Второй этаж оказался еще запущенней первого. Джим Родс вынул из кармана свечу и зажег ее.
– Электричество сюда пока что не провели, к сожалению, но в доме полно свечей и керосиновых ламп.
«Что-то его судорожная жизнерадостность подтаивать начинает», – подумала Ева не без ехидства. Они остановились меж двумя дверьми – одна против другой, по разные стороны коридора.
– Вот и ваши комнаты. Остальные мы пока держим запертыми, откроем, когда приедут другие.
Ева взглянула в конец коридора – одна из дверей была распахнута настежь.
– Однако не все? – удивилась она.
Джим Родс проследил направление ее взгляда и наморщил лоб:
– Странно. Я полагал, что запер все до единой.
И тотчас отвернулся, позабыв о досадной мелочи, он, но не Ева. Ей стало любопытно, словно что-то там, за открытой дверью, притягивало ее, приглашало войти. Она взяла свечу и двинулась по коридору, Джим похромал следом, чуть поодаль.

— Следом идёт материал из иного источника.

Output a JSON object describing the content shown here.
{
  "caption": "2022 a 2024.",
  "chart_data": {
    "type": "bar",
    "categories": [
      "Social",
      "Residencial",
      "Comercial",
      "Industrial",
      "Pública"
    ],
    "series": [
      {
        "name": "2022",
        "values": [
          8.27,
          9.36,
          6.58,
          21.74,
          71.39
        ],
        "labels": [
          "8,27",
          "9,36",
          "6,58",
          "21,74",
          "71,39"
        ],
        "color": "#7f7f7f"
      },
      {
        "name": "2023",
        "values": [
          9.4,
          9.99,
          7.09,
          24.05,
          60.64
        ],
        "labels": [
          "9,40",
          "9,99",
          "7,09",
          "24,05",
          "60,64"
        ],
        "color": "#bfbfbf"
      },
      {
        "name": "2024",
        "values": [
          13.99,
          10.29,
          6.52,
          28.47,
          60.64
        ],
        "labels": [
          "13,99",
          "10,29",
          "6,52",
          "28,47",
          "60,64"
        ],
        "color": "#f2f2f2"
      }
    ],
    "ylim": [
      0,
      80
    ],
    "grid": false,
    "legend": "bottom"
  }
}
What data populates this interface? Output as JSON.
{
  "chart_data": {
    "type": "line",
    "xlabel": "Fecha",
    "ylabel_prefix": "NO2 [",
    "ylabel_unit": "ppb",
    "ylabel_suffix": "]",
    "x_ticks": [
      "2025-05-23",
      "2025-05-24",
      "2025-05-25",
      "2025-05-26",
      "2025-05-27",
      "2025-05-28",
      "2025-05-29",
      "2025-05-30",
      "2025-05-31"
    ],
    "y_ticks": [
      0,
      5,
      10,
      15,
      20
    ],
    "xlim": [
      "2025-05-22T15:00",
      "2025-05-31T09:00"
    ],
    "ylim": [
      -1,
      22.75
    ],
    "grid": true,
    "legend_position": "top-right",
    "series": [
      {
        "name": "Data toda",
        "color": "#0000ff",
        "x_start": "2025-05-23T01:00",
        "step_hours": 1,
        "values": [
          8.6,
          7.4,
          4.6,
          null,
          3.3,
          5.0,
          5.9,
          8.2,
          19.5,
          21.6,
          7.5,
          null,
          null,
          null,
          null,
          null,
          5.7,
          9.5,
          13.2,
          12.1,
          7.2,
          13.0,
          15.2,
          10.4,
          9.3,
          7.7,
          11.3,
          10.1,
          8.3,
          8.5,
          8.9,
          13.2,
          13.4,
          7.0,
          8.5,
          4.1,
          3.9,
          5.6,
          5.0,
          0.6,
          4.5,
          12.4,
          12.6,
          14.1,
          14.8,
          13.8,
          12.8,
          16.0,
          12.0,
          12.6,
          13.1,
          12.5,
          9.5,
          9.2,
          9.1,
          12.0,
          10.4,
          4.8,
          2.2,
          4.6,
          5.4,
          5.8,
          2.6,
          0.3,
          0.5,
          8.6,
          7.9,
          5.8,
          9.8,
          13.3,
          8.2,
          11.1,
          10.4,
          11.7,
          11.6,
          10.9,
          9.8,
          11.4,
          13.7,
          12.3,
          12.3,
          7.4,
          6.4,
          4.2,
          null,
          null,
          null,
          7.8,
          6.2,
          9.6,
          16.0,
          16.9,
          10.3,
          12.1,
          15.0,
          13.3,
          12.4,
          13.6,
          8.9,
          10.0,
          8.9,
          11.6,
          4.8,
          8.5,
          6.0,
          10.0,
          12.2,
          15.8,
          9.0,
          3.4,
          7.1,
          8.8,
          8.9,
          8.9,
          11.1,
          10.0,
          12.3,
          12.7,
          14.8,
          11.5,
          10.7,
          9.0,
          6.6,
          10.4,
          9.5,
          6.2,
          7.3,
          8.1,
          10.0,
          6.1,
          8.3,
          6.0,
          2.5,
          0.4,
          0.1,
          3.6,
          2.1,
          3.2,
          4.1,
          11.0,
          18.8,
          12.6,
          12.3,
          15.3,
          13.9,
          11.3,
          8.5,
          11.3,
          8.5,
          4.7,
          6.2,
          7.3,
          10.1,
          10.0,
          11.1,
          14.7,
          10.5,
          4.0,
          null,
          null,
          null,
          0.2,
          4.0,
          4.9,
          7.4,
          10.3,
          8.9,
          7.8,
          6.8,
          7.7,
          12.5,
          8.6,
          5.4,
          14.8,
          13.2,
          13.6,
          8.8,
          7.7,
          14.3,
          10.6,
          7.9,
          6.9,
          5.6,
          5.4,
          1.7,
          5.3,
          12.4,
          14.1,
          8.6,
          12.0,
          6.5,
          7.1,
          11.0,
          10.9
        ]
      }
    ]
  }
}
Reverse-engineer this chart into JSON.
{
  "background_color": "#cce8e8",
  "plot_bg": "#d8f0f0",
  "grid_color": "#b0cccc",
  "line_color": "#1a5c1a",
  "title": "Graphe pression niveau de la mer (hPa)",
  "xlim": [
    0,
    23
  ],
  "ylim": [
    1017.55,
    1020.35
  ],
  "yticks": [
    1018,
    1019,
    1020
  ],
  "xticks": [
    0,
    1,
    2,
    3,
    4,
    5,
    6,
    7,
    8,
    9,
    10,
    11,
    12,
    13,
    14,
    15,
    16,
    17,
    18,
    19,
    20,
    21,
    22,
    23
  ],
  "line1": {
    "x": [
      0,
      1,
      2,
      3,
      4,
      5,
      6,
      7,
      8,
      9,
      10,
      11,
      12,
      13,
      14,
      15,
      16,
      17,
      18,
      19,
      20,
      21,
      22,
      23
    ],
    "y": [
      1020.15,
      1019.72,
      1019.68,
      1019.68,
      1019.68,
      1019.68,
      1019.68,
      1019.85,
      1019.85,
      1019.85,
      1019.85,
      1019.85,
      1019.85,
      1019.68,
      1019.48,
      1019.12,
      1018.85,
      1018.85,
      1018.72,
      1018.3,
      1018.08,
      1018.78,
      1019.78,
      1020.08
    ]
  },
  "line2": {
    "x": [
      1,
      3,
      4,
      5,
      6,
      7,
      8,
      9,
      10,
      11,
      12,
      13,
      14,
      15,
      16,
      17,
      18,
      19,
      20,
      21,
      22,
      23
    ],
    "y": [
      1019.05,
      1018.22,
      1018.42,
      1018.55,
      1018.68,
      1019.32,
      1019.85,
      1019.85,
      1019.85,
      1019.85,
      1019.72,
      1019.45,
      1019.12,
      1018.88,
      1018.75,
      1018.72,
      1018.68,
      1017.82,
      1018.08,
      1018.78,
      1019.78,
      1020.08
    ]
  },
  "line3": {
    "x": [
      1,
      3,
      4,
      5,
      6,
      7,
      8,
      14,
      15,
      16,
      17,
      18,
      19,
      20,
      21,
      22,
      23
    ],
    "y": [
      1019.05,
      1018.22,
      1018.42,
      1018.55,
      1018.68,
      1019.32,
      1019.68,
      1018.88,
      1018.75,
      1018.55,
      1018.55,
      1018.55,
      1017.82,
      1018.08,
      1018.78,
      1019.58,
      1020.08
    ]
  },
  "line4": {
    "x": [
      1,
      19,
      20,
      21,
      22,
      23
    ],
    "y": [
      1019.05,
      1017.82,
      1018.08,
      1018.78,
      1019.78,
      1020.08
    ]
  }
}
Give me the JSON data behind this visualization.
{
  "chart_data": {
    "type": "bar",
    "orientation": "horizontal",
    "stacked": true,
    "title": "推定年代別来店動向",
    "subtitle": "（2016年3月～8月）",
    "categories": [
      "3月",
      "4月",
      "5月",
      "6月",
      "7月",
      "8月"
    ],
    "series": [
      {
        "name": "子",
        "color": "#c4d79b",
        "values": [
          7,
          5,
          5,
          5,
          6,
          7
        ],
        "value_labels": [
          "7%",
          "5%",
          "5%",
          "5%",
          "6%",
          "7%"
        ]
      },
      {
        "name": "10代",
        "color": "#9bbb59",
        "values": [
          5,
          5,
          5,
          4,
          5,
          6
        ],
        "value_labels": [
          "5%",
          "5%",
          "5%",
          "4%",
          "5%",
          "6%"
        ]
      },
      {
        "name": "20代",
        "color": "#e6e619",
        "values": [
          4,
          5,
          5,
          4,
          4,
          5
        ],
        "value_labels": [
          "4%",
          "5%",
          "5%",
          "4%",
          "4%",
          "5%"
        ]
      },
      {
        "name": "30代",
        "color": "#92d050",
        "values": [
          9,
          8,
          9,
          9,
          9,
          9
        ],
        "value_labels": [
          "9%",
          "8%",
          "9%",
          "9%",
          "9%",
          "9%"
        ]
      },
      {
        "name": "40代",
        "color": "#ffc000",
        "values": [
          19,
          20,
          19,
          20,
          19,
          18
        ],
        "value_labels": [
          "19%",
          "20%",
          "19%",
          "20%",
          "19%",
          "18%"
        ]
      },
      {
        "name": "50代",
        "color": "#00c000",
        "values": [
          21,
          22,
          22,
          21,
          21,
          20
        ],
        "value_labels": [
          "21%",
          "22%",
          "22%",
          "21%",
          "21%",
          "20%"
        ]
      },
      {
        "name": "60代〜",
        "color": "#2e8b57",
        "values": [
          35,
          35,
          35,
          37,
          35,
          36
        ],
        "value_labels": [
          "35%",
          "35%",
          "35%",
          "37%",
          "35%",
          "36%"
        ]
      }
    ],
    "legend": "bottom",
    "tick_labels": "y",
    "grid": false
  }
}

– Наверное, здесь была детская, – сказал Родс.
Ева посветила свечой на стены, озарились накленные слой на слой обои – временные кольца на дереве, да и только! Можно без труда определить возраст дома по количеству бумаги у него на стенах. Ева замерла, ощутив что-то. Что-то странное, не поддающееся точному словесному определению.